I am looking at a LeetCode problem 1838. Frequency of the Most Frequent Element:
The frequency of an element is the number of times it occurs in an array.
You are given an integer array
numsand an integerk. In one operation, you can choose an index ofnumsand increment the element at that index by1.Return the maximum possible frequency of an element after performing at most
koperations.
I have this sliding window approach that solves it:
def maxFrequency(self, nums: List[int], k: int) -> int:
nums.sort()
res, curSum = 0, 0
l = 0
for r in range(len(nums)):
total = nums[r] * (r - l + 1) # the goal
curSum += nums[r] # what we currently have
# check if we have enough operations to reach our goal
while total - curSum > k:
# remove L until we have valid subsequence
curSum -= nums[l]
l += 1
total = nums[r] * (r - l + 1)
res = max(res, r - l + 1)
return res
On discussion boards it is claimed that this approach has a runtime of O(nlogn) since it is bottlenecked by the sorting of the nums array, but I do not understand the calculation.

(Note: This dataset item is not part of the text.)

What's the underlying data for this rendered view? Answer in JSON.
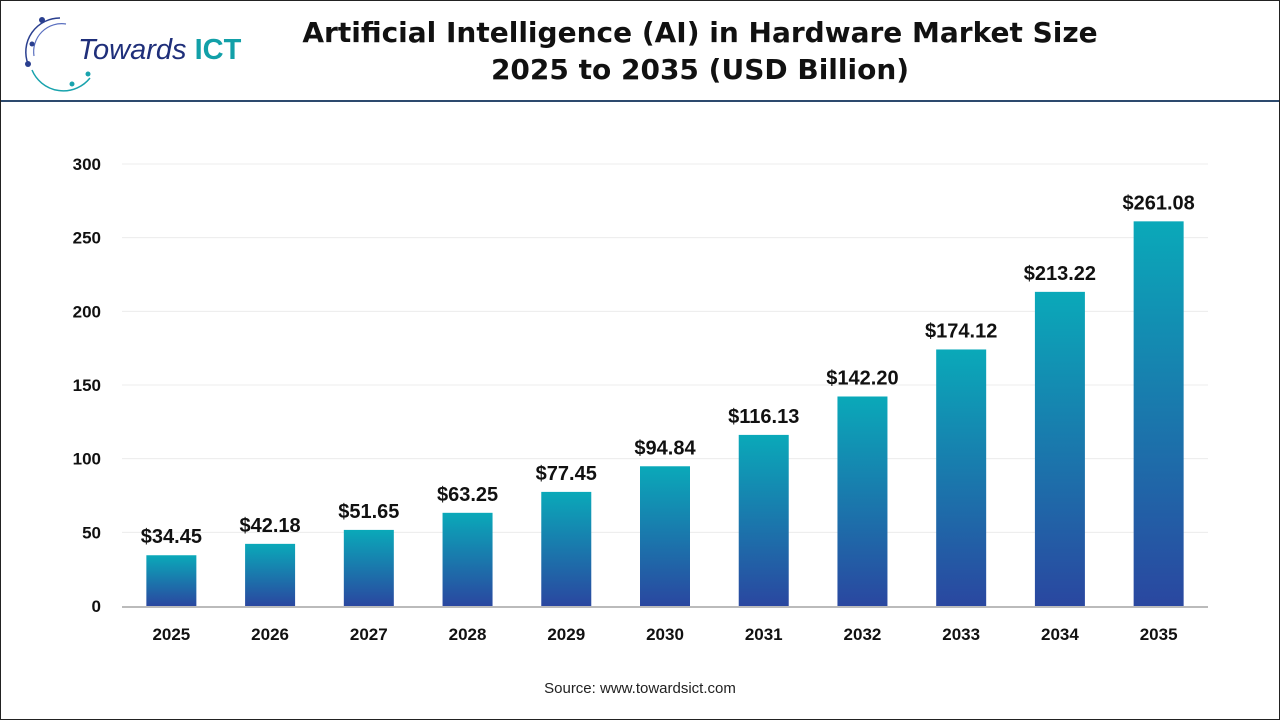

I assumed that the for loop had a runtime of O(n) and that the inner while loop had a worst-case runtime of O(n) also. As a result, wouldn't the time complexity of the program be:
O(nlogn) + [O(n) * O(n)] = O(nlogn) + O(n^2) = O(n^2)?
My question is why the loops' combined runtime is O(n) instead of O(n^2). I would really appreciate if someone could help explain this idea to me!